I’ve often thought about that comment. So much so, I have debate following the local teams in a few of the places I have lived. Having shifted around so much, however, I never did in the end. Now I have a settled and (hopefully) long-term home in Oldham, the thought has arisen again in my mind. I love Oldham and I would love to follow a local team. Perhaps it is time I became a fully paid up Latics fan?

But I was set to thinking about this in respect to the church. I have met a number of people who insist on remaining attached to churches miles away – even at other ends of the country – because it is, ‘my church’. Sometimes it is an emotional attachment as the church they grew up in, other times it is the place where they became a believer, for others still it is the place where they experienced some real growth in the Christian life. But, for whatever reason, that emotional attachment leads them to want to remain formally attached despite being unable to participate in the life of that church. It is a bit like an avid football fan following their boyhood club despite living nowhere near that place anymore and never being able to attend (or even access on TV) any of the matches.

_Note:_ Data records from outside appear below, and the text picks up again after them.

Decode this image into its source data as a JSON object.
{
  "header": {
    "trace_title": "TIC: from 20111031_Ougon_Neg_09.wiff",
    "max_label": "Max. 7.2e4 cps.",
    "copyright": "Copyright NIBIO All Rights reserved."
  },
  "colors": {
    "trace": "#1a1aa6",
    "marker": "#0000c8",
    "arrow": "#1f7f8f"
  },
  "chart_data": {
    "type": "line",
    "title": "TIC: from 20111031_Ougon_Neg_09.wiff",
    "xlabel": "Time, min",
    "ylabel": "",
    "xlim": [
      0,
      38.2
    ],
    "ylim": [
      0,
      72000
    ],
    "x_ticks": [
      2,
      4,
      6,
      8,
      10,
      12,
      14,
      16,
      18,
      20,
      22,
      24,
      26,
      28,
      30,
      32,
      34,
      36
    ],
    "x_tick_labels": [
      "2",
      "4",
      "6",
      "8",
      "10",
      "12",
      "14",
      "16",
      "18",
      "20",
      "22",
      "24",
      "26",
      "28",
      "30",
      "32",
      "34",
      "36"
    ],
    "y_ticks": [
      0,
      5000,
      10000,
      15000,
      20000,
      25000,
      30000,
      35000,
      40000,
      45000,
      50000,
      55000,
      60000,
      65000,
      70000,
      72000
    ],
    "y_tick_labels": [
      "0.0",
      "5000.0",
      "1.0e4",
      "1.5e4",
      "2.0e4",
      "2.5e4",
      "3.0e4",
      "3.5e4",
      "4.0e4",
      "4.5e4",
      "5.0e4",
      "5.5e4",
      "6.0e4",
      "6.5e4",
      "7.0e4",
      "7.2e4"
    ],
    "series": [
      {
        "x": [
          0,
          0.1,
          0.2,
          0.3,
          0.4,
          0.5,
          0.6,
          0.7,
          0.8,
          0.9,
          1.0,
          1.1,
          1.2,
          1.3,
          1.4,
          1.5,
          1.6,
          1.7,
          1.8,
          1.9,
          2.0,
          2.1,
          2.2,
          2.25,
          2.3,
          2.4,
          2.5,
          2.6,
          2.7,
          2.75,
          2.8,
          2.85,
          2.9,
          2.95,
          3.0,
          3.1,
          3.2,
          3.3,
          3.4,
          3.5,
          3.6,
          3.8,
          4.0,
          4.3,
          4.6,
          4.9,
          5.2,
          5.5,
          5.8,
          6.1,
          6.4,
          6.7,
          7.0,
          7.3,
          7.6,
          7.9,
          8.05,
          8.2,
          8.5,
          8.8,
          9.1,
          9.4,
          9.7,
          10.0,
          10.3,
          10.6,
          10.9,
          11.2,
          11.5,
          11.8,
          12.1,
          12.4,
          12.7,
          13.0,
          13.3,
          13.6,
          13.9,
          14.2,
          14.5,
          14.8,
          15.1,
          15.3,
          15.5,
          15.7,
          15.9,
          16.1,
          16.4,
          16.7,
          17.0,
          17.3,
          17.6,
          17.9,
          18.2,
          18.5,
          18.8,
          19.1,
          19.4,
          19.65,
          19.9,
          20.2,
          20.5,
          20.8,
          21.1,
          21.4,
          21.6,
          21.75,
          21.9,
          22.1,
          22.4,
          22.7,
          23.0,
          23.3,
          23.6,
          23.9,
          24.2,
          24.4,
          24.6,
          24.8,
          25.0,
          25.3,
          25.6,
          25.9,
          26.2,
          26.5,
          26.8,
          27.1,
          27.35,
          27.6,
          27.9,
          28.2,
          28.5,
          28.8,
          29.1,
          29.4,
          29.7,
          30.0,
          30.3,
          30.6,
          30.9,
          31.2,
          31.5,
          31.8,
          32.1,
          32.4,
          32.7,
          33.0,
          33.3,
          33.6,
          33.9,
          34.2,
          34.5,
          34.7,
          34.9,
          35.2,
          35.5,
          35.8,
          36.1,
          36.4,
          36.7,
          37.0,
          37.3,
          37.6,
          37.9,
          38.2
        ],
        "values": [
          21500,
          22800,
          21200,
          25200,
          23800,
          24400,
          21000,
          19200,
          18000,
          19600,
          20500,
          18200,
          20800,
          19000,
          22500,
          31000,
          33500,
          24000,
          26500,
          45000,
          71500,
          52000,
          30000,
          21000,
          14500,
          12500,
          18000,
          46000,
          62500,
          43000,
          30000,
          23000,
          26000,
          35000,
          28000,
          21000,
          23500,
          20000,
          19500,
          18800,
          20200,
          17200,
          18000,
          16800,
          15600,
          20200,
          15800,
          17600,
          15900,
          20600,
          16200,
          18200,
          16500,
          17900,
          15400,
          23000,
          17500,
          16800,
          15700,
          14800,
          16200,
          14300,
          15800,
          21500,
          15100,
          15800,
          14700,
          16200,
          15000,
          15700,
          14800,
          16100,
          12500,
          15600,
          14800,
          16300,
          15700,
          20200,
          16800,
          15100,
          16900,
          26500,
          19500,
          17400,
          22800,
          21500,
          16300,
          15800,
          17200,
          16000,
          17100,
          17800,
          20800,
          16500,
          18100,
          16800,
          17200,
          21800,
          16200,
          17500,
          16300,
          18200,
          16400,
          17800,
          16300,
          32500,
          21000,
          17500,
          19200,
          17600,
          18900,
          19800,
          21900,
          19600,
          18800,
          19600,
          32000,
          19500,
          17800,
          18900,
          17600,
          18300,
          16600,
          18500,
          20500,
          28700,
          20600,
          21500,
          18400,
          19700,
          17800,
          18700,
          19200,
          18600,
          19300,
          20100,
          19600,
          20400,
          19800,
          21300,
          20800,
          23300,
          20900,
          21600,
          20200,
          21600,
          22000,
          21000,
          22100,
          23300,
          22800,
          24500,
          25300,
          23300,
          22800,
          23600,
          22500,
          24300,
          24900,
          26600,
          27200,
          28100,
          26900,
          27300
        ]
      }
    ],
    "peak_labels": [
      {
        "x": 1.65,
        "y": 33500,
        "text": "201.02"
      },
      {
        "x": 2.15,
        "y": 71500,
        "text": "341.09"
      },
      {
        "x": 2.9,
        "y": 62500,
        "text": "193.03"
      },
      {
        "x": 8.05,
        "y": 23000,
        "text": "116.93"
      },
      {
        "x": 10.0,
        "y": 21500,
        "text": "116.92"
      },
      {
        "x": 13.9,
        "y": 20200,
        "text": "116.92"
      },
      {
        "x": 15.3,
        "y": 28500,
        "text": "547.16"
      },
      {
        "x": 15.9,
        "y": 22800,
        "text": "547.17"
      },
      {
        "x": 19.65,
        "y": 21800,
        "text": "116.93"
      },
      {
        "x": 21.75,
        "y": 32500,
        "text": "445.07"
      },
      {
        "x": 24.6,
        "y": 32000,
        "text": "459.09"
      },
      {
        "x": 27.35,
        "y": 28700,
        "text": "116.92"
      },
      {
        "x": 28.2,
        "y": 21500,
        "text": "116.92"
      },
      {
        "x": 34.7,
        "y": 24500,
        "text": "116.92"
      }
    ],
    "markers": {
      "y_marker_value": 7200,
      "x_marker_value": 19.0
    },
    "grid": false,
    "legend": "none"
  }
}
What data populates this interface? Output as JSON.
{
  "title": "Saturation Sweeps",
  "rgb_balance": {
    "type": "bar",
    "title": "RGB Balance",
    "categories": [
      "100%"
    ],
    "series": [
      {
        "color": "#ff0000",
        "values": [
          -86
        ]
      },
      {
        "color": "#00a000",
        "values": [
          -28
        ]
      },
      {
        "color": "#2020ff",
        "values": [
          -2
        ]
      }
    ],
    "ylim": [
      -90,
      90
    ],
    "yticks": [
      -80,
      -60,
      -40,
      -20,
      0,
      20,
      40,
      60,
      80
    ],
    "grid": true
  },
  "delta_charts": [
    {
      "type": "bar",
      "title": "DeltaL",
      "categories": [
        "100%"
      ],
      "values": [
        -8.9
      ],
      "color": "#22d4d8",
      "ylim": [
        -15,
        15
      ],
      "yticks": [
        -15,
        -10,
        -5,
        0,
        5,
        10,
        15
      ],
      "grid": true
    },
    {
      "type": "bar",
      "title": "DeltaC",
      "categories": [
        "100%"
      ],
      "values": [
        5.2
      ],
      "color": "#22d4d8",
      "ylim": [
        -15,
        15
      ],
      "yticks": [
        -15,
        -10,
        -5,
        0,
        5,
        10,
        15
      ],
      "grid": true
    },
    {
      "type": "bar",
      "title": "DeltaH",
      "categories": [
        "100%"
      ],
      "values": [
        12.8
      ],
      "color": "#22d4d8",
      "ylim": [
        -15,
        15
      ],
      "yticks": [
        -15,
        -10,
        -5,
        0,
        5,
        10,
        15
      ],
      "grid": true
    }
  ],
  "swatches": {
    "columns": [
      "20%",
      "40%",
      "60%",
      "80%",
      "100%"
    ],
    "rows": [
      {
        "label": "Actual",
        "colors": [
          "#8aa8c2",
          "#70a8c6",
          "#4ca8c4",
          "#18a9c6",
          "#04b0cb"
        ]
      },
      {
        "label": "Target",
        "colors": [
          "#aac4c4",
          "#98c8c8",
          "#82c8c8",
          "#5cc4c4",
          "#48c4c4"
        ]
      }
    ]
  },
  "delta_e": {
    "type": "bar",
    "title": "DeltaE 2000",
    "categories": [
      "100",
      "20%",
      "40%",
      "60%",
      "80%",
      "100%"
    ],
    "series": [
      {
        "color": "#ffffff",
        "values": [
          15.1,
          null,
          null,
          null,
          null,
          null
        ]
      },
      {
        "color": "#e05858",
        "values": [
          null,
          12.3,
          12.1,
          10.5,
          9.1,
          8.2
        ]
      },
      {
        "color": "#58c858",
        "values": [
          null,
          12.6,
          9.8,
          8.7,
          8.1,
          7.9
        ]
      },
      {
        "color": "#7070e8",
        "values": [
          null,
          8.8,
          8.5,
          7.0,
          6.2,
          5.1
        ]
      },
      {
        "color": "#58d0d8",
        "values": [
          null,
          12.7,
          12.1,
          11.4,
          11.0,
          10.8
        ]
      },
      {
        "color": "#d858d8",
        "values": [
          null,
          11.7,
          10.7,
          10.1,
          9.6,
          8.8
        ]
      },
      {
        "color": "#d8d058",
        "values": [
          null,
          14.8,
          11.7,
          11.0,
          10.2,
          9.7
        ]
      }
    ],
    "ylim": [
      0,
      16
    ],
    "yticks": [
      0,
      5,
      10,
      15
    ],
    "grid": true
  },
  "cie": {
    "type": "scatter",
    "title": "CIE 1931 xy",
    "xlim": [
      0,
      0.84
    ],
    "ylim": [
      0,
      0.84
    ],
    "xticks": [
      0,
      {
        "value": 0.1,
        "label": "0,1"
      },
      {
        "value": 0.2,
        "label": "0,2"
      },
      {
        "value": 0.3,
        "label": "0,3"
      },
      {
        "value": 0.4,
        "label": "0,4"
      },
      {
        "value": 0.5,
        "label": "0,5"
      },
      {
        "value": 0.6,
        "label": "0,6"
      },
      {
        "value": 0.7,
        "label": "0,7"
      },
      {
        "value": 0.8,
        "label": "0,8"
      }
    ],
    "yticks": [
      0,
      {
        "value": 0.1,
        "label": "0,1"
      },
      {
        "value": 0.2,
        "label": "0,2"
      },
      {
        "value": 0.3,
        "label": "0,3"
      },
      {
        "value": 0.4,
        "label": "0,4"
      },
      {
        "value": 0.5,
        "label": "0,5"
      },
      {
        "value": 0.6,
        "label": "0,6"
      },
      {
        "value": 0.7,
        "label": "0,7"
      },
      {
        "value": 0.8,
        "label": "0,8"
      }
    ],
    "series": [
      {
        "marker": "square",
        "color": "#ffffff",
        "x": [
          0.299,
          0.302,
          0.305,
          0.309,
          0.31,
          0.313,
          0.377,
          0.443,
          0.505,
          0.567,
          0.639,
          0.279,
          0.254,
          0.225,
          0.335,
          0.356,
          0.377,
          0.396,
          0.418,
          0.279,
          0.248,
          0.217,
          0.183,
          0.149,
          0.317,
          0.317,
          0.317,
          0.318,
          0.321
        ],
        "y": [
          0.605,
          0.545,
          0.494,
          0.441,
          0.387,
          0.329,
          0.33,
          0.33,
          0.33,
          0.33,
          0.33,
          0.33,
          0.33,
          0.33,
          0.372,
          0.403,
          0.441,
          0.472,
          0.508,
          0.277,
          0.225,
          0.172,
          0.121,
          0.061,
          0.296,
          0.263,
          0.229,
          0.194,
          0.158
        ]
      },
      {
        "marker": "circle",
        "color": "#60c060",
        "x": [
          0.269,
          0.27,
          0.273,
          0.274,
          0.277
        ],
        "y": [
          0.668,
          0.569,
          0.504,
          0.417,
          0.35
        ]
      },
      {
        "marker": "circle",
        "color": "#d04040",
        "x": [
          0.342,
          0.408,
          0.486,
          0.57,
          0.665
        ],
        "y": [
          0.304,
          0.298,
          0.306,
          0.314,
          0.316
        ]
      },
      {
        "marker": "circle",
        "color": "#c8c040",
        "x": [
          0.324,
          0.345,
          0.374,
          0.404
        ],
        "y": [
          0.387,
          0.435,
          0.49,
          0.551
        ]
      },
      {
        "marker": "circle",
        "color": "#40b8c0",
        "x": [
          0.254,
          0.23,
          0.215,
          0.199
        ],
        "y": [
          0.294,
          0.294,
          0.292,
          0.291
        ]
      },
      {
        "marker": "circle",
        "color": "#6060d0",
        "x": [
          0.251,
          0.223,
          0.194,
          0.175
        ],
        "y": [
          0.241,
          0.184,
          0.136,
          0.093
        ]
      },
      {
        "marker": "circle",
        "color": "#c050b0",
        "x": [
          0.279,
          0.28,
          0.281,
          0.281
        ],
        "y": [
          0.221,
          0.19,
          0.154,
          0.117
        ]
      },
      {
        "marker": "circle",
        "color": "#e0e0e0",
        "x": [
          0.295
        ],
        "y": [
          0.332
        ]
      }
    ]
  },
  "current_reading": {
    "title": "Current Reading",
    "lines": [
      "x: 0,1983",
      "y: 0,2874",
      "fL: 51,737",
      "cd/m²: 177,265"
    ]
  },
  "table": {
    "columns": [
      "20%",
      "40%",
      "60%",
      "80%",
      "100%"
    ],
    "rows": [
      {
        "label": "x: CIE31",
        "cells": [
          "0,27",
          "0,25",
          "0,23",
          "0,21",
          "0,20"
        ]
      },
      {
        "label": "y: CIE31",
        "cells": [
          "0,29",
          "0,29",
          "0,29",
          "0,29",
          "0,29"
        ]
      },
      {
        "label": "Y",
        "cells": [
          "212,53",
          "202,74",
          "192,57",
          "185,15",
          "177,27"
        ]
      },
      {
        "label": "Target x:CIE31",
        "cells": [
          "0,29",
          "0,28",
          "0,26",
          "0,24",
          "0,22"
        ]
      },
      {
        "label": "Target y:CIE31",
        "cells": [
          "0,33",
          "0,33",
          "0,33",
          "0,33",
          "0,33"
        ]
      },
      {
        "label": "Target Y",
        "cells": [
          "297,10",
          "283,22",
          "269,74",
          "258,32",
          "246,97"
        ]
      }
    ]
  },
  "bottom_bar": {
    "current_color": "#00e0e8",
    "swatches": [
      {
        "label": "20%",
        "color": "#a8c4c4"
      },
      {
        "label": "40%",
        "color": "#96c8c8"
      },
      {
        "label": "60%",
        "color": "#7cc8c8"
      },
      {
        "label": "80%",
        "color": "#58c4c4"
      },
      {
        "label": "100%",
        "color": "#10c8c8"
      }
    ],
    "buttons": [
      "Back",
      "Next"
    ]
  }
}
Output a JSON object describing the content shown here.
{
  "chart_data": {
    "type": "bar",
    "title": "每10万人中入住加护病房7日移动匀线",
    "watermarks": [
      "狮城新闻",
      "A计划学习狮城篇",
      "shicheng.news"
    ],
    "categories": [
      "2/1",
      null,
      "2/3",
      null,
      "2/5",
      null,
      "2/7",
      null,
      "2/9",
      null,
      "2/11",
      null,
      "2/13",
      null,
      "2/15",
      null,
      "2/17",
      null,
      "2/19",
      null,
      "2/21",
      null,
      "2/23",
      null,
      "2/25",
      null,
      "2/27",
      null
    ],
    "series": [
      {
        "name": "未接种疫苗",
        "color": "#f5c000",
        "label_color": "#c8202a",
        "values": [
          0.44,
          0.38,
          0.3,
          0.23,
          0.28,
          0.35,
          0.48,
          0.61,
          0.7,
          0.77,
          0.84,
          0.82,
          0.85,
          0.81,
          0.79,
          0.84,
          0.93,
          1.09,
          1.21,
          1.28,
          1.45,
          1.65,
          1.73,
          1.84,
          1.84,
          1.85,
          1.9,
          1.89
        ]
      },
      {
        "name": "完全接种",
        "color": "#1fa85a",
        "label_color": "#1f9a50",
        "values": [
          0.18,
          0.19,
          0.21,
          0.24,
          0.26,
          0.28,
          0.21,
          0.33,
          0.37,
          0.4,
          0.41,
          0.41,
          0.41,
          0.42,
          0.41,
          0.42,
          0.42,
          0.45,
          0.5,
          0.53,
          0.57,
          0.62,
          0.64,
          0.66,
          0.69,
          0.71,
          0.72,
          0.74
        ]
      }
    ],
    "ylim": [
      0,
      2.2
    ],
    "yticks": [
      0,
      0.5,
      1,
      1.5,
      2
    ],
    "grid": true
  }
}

My friend’s advice seems pertinent. You’ve got to have a local church. There is nothing wrong with having a strong emotional connection with a church you grew up in, became a believer through or grew much in. But to insist on remaining formally attached whilst you can’t involve yourself in any meaningful way in that fellowship is pointless at best. Good churches worth their salt wouldn’t let you remain in that position either. They should be encouraging you to find a fellowship locally at which you can serve and fulfil the commands of Christ meaningfully where you are.

The importance of having a local church to which you are formally attached and able to serve regularly cannot be underestimated. Church is not a club to which you belong, it is a family that you join and to which you commit. There are a lot of things you simply can’t do from the other end of the country. Likewise, there are commands you can only fulfil by being present regularly in a local church. Just as my friend felt the importance of having a local team, there is even more importance attached to having a local church.

Just as following certain teams becomes nigh on impossible if you live miles away, remaining a meaningful member at churches miles away is also nigh on impossible. If you care about the church, and you care about your own spiritual growth, you really must find a local church to whom you can commit and serve.